Simply boil your banana peels in water for at least 10 minutes. Strain the mixture and serve with honey or maple syrup to make it more palatable. If you'd prefer to not add additional sugars before bed, you can also enjoy it with a splash of pure vanilla extract and a cinnamon stick. You can also use dehydrated banana peels if you make them yourself or can get your hands on some. Sweet dreams.

Biomassa de banana verde

Brazilians know their way around bananas as they are a major producer, consumer, and exporter of the fruit. They have plenty of incredible banana-based recipes from main courses, to drinks, to desserts. One of the most versatile dishes made in brazil is made simply with unripe green bananas and is called biomassa de banana verde. Start by peeling and boiling green bananas, and then use a fork, masher, or food processor to create a starchy mash. This mash can be eaten on its own but is most popularly added to other dishes to improve texture. It's sticky like glue and can add density to almost any dish, sweet or savory.

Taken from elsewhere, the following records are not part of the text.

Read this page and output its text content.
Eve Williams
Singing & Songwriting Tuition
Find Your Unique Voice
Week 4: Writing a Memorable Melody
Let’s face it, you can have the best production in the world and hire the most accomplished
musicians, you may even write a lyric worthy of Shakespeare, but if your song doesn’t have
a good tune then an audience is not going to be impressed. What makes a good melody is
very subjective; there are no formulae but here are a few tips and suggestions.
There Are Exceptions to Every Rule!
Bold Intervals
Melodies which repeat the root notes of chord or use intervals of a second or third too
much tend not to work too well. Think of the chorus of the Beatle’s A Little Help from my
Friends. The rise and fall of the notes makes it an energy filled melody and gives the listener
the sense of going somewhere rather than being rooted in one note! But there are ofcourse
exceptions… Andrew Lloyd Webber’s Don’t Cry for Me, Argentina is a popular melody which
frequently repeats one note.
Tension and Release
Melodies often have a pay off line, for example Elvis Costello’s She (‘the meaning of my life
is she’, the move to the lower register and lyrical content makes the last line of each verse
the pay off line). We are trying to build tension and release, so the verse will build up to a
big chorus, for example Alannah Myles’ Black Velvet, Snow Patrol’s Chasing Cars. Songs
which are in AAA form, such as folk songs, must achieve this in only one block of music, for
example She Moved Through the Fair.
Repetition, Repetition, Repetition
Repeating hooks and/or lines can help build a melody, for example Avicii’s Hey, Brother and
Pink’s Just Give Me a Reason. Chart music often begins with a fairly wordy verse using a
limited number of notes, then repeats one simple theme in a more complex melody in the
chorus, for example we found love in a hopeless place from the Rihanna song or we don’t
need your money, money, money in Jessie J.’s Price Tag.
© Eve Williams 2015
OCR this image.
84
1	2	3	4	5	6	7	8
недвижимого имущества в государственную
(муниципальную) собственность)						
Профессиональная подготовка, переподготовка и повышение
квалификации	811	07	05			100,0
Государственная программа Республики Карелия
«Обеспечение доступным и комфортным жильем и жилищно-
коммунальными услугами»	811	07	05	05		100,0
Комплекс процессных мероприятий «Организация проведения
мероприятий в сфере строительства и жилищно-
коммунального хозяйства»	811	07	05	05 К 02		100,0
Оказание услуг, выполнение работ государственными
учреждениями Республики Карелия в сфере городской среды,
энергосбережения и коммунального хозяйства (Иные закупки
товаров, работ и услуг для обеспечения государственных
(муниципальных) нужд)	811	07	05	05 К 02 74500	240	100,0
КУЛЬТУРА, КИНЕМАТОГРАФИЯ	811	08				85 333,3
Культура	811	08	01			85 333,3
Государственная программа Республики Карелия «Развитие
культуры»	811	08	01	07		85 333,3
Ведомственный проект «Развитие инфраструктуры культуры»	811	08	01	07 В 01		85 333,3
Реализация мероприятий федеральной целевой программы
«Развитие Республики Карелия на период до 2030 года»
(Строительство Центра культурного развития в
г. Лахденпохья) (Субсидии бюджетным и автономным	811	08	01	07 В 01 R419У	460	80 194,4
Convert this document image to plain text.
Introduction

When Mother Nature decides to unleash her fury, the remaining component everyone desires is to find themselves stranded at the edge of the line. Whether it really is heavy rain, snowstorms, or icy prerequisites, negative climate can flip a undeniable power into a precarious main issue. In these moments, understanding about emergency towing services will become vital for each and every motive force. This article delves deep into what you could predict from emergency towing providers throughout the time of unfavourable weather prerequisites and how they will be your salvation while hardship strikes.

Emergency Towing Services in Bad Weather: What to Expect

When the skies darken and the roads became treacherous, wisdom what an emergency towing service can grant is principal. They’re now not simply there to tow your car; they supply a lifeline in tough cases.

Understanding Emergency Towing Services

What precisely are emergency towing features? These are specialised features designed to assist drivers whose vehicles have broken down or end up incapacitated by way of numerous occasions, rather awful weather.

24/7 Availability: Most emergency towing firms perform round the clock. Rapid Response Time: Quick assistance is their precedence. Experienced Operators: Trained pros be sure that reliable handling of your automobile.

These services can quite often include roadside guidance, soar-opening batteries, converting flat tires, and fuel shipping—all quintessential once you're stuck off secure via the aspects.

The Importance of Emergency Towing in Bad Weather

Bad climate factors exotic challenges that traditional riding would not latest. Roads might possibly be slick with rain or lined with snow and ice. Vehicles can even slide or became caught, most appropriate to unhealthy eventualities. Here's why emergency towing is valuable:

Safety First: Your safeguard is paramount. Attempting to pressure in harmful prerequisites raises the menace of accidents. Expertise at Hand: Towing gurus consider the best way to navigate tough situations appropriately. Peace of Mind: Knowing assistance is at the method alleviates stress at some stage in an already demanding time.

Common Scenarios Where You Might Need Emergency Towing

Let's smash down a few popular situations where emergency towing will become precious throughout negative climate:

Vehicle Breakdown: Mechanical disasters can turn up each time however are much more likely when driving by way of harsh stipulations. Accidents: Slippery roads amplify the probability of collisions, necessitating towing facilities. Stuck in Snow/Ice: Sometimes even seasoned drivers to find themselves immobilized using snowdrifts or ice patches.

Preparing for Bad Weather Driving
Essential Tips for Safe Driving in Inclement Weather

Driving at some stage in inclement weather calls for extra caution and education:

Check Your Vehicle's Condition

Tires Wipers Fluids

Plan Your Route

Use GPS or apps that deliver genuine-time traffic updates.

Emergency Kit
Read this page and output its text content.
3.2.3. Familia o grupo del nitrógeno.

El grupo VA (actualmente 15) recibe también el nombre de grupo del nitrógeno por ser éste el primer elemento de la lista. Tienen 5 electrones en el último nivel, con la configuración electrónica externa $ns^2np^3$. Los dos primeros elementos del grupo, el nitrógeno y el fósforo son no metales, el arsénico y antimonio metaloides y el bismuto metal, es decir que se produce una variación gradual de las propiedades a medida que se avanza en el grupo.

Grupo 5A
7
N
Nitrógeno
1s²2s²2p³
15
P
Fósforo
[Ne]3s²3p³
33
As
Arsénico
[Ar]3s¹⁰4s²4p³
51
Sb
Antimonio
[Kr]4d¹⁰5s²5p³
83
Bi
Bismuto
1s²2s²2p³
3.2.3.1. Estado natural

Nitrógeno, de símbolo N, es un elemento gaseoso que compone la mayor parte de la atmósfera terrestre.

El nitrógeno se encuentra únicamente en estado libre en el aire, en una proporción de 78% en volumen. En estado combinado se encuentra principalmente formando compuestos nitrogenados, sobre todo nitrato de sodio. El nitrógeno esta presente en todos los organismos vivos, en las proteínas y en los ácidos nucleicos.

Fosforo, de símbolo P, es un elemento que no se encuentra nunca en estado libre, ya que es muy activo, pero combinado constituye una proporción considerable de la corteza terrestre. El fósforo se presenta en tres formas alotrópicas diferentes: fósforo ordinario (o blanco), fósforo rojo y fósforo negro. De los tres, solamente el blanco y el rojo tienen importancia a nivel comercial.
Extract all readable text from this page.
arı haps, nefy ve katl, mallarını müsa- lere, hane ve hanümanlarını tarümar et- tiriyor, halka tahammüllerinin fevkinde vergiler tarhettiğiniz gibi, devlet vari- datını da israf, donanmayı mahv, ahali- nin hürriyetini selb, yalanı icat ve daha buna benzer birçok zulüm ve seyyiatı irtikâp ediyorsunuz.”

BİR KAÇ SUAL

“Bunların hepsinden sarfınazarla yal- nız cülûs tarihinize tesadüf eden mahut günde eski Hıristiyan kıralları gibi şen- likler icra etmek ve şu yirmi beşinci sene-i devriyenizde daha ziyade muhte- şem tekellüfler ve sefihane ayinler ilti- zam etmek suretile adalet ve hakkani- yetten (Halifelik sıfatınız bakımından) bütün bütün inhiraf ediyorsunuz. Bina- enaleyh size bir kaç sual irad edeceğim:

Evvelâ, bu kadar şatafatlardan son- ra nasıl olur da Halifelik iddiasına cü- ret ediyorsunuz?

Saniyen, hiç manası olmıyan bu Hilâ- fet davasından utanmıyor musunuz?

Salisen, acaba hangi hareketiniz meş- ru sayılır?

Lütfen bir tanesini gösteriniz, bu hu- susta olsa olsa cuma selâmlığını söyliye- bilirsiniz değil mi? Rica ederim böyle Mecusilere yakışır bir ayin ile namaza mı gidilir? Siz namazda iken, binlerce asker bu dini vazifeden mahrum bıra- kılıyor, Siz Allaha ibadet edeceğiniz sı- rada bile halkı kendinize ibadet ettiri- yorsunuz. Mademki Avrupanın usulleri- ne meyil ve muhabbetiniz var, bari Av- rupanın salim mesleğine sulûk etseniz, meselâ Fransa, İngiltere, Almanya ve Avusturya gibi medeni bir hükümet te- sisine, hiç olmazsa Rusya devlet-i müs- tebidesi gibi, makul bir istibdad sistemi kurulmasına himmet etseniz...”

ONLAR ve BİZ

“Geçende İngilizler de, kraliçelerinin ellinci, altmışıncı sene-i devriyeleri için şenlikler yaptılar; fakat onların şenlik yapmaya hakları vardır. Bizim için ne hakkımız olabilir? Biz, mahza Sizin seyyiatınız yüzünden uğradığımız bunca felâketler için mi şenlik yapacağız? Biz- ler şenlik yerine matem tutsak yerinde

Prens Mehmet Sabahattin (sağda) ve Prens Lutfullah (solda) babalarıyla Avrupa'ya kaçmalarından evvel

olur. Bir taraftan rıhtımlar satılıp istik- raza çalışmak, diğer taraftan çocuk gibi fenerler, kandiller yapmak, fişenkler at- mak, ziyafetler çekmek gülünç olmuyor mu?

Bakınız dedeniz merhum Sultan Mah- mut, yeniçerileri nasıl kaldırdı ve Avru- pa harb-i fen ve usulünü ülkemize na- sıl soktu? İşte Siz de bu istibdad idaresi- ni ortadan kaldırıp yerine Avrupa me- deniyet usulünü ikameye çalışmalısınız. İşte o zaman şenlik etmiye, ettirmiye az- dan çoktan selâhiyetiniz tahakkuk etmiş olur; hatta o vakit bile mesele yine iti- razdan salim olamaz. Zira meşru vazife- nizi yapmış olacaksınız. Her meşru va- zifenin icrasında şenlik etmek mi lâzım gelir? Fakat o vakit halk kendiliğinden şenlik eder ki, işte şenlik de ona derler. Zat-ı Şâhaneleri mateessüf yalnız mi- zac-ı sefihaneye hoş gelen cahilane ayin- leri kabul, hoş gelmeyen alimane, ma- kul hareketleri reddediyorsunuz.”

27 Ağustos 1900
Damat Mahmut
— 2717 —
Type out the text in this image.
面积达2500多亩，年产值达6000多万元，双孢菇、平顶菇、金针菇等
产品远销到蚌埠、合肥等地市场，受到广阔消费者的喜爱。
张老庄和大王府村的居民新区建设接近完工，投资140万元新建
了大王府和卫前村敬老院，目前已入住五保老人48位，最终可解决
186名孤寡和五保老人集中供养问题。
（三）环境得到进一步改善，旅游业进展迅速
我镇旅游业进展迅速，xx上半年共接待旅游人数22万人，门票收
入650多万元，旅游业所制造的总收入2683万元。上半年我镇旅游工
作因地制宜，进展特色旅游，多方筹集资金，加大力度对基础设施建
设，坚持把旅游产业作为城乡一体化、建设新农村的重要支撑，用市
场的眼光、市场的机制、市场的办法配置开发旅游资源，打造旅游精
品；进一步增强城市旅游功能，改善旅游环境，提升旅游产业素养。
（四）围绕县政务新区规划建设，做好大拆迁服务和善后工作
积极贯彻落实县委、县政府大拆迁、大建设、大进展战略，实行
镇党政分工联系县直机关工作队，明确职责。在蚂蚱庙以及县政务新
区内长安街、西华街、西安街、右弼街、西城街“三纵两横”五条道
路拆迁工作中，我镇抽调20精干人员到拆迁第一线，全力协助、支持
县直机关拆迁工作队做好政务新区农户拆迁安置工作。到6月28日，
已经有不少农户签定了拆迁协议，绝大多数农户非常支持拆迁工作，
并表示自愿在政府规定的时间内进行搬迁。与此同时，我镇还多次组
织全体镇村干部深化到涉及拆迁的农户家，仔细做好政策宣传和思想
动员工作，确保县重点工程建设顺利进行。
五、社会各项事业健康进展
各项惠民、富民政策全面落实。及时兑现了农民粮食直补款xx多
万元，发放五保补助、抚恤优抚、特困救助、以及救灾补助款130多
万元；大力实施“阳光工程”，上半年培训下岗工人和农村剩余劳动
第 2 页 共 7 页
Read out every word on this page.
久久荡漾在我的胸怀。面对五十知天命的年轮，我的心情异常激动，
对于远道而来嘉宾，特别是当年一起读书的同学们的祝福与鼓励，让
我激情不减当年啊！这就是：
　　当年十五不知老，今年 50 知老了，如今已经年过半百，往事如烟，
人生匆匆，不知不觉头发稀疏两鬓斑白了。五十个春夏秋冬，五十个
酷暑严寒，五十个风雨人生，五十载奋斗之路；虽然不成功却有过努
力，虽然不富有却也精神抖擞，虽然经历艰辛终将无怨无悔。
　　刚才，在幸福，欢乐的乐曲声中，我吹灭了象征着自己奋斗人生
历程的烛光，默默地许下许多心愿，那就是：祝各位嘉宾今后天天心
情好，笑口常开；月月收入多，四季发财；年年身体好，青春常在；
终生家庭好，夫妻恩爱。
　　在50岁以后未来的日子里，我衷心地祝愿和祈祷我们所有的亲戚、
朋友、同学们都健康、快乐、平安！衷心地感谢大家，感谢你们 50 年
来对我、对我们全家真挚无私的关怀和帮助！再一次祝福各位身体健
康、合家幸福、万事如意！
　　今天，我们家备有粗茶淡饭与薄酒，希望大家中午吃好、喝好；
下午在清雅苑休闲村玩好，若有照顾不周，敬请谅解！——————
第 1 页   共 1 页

Biomassa de banana verde can help to "heftify" a recipe and is often added to bread, sauces, soups, desserts, smoothies, stews, and more. Its incredible texture creates a sticky, starchy, smooth texture and can act as a binder in baking. After being boiled, the green bananas are rather mild in flavor, so they don't overpower the recipe they're being incorporated into. If you're having trouble getting your hands on some green bananas, ask your store clerk to check in the back.